Нахмурив свои прелестные брови, герцогиня ответила:

— Ничего. Так, значит, и ты веришь этой клевете? — Сложив пальцы крестом и поцеловав их, она благоговейно и по-цыгански страстно прошептала: — Клянусь тебе!.. У меня никогда ничего не было с этим… Мы с ним из одной провинции, и я только соблюдаю обычай нашего края. Поэтому, когда бой быков сделал его калекой и он не мог заработать себе кусок хлеба, я его подобрала. Ты бы поступил так же.

— Да, так же.

Хоть сам я и не был в этом окончательно убежден, я торжественно заверил ее, что иначе и быть не могло.

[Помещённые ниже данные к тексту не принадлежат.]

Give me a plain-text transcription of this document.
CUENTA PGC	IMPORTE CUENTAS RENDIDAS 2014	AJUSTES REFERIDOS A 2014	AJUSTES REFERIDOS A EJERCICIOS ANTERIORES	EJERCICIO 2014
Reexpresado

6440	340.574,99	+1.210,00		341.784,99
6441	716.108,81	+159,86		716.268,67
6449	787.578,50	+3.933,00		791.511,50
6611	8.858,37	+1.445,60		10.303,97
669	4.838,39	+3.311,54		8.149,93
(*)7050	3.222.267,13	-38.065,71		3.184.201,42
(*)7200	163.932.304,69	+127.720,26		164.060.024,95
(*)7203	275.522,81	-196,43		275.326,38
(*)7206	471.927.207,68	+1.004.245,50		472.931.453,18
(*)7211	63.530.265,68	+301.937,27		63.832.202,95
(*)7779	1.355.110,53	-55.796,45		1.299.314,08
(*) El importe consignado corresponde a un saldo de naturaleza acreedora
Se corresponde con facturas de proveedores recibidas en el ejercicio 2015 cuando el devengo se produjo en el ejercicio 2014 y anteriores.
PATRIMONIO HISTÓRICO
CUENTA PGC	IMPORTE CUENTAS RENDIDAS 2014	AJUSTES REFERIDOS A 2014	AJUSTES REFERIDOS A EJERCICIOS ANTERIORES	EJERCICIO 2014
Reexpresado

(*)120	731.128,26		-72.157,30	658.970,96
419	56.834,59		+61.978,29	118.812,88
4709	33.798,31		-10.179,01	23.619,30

Словно для того, чтобы я больше не вспоминал об этом, герцогиня сказала мне с нежным упреком:

— Ты даже не спросил меня про нашу дочь!

Я сначала смутился, потому что вовсе об этом не думал. Но потом голос сердца вложил мне в уста слова оправдания:

— Я не смел.

— Почему?

— Я приехал сюда случайно, вместе с королем, и не хотел называть ее имя.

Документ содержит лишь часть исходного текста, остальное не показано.